The comparative method is the principal technique for establishing genetic relationships among languages and reconstructing their common ancestor (proto-language). It works by identifying cognates — words in related languages descended from a shared ancestral form — and establishing systematic sound correspondences between them. Because sound change is regular (the Neogrammarian hypothesis), each proto-sound yields predictable reflexes in each daughter language, allowing linguists to work backward from attested forms to reconstruct unattested proto-forms. The method produces not just individual reconstructed words but an entire reconstructed phonological system, and in favorable cases, aspects of morphology and syntax. Proto-Indo-European, reconstructed through two centuries of comparative work, remains the most thoroughly developed proto-language.
Work through a simplified reconstruction exercise with data from three or four related languages — align cognate sets, identify the regular sound correspondences, and reconstruct the proto-forms. Compare the Romance reflexes of Latin words (e.g., Latin "noctem" > Spanish "noche," French "nuit," Italian "notte") to see regular correspondences in a family where the proto-language is actually attested. Practice distinguishing true cognates from loanwords and chance resemblances.
From your work in historical linguistics and sound change, you know two foundational facts: languages evolve over time from earlier forms, and phonological change is regular — a given sound shifts in the same direction across all words in a given phonetic environment. The comparative method is the technique that converts those two facts into a reconstruction engine. If regular change produces predictable differences, then working backward from attested differences should let us infer the earlier form that produced them. That is exactly what the method does.

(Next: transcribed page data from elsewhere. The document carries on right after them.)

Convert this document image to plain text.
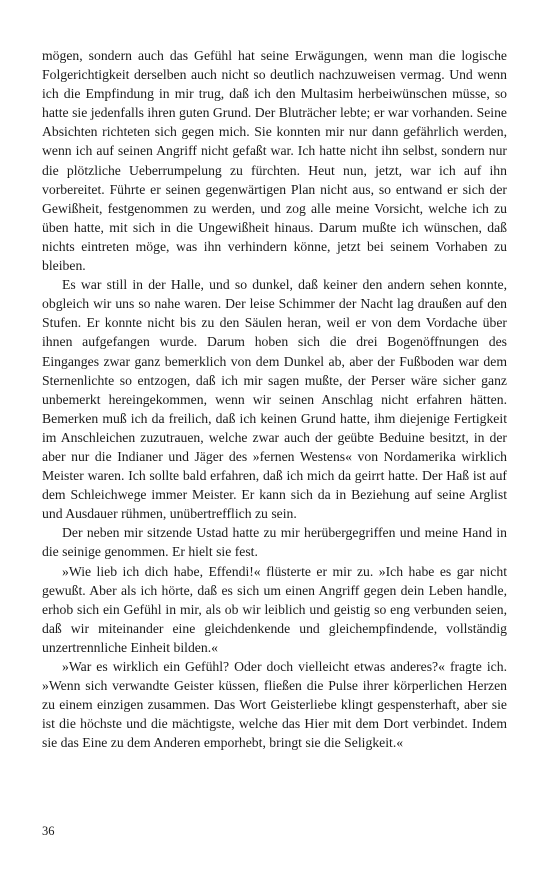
mögen, sondern auch das Gefühl hat seine Erwägungen, wenn man die logische Folgerichtigkeit derselben auch nicht so deutlich nachzuweisen vermag. Und wenn ich die Empfindung in mir trug, daß ich den Multasim herbeiwünschen müsse, so hatte sie jedenfalls ihren guten Grund. Der Bluträcher lebte; er war vorhanden. Seine Absichten richteten sich gegen mich. Sie konnten mir nur dann gefährlich werden, wenn ich auf seinen Angriff nicht gefaßt war. Ich hatte nicht ihn selbst, sondern nur die plötzliche Ueberrumpelung zu fürchten. Heut nun, jetzt, war ich auf ihn vorbereitet. Führte er seinen gegenwärtigen Plan nicht aus, so entwand er sich der Gewißheit, festgenommen zu werden, und zog alle meine Vorsicht, welche ich zu üben hatte, mit sich in die Ungewißheit hinaus. Darum mußte ich wünschen, daß nichts eintreten möge, was ihn verhindern könne, jetzt bei seinem Vorhaben zu bleiben.

Es war still in der Halle, und so dunkel, daß keiner den andern sehen konnte, obgleich wir uns so nahe waren. Der leise Schimmer der Nacht lag draußen auf den Stufen. Er konnte nicht bis zu den Säulen heran, weil er von dem Vordache über ihnen aufgefangen wurde. Darum hoben sich die drei Bogenöffnungen des Einganges zwar ganz bemerklich von dem Dunkel ab, aber der Fußboden war dem Sternenlichte so entzogen, daß ich mir sagen mußte, der Perser wäre sicher ganz unbemerkt hereingekommen, wenn wir seinen Anschlag nicht erfahren hätten. Bemerken muß ich da freilich, daß ich keinen Grund hatte, ihm diejenige Fertigkeit im Anschleichen zuzutrauen, welche zwar auch der geübte Beduine besitzt, in der aber nur die Indianer und Jäger des »fernen Westens« von Nordamerika wirklich Meister waren. Ich sollte bald erfahren, daß ich mich da geirrt hatte. Der Haß ist auf dem Schleichwege immer Meister. Er kann sich da in Beziehung auf seine Arglist und Ausdauer rühmen, unübertrefflich zu sein.

Der neben mir sitzende Ustad hatte zu mir herübergegriffen und meine Hand in die seinige genommen. Er hielt sie fest.

»Wie lieb ich dich habe, Effendi!« flüsterte er mir zu. »Ich habe es gar nicht gewußt. Aber als ich hörte, daß es sich um einen Angriff gegen dein Leben handle, erhob sich ein Gefühl in mir, als ob wir leiblich und geistig so eng verbunden seien, daß wir miteinander eine gleichdenkende und gleichempfindende, vollständig unzertrennliche Einheit bilden.«

»War es wirklich ein Gefühl? Oder doch vielleicht etwas anderes?« fragte ich. »Wenn sich verwandte Geister küssen, fließen die Pulse ihrer körperlichen Herzen zu einem einzigen zusammen. Das Wort Geisterliebe klingt gespensterhaft, aber sie ist die höchste und die mächtigste, welche das Hier mit dem Dort verbindet. Indem sie das Eine zu dem Anderen emporhebt, bringt sie die Seligkeit.«

36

The procedure has four steps. First, identify cognates — words in different languages that share form and meaning because they descend from a common ancestor, not because of borrowing or coincidence. Latin "pater," Greek "patér," Sanskrit "pitár," and English "father" are cognates; they are not merely similar-sounding but show the same root meaning across geographically distinct language families. Second, align the cognate sets in columns and compare them systematically. Third, identify sound correspondences — the regular, predictable relationship between the sounds in each language at each position. Latin /p/ consistently corresponds to English /f/ at the start of words: pater/father, ped-/foot, piscis/fish. Fourth, posit a proto-sound that would have evolved into each attested reflex under known sound change rules. In this case, the proto-Indo-European initial consonant was likely *\*p*, which English underwent a shift away from (Grimm's Law).
The crucial principle is the Neogrammarian hypothesis: sound change is exceptionless. When you find a word that appears to violate your correspondence table, the options are not "the sound change was irregular" but rather "this word was borrowed after the change," "it was borrowed from a dialect that underwent the change differently," or "I have misidentified the cognate." The rigidity of this assumption is what makes reconstruction possible — it constrains the hypothesis space enough that a system can be recovered.
What the method ultimately produces is not a recording of the proto-language but a system of correspondences — a set of reconstructed phonemes (written with an asterisk to indicate they are not attested, only inferred) that stand in predictable relationships to attested forms. Proto-Indo-European \*\*bher-\* (to carry) is attested nowhere but predicts Sanskrit "bhar-", Greek "pher-", Latin "fer-", and English "bear" — and it does predict them, correctly. The reconstructed form is less a claim about actual sounds spoken thousands of years ago than a formula that encodes the relationship between daughter languages. Its power is not realism but predictive precision.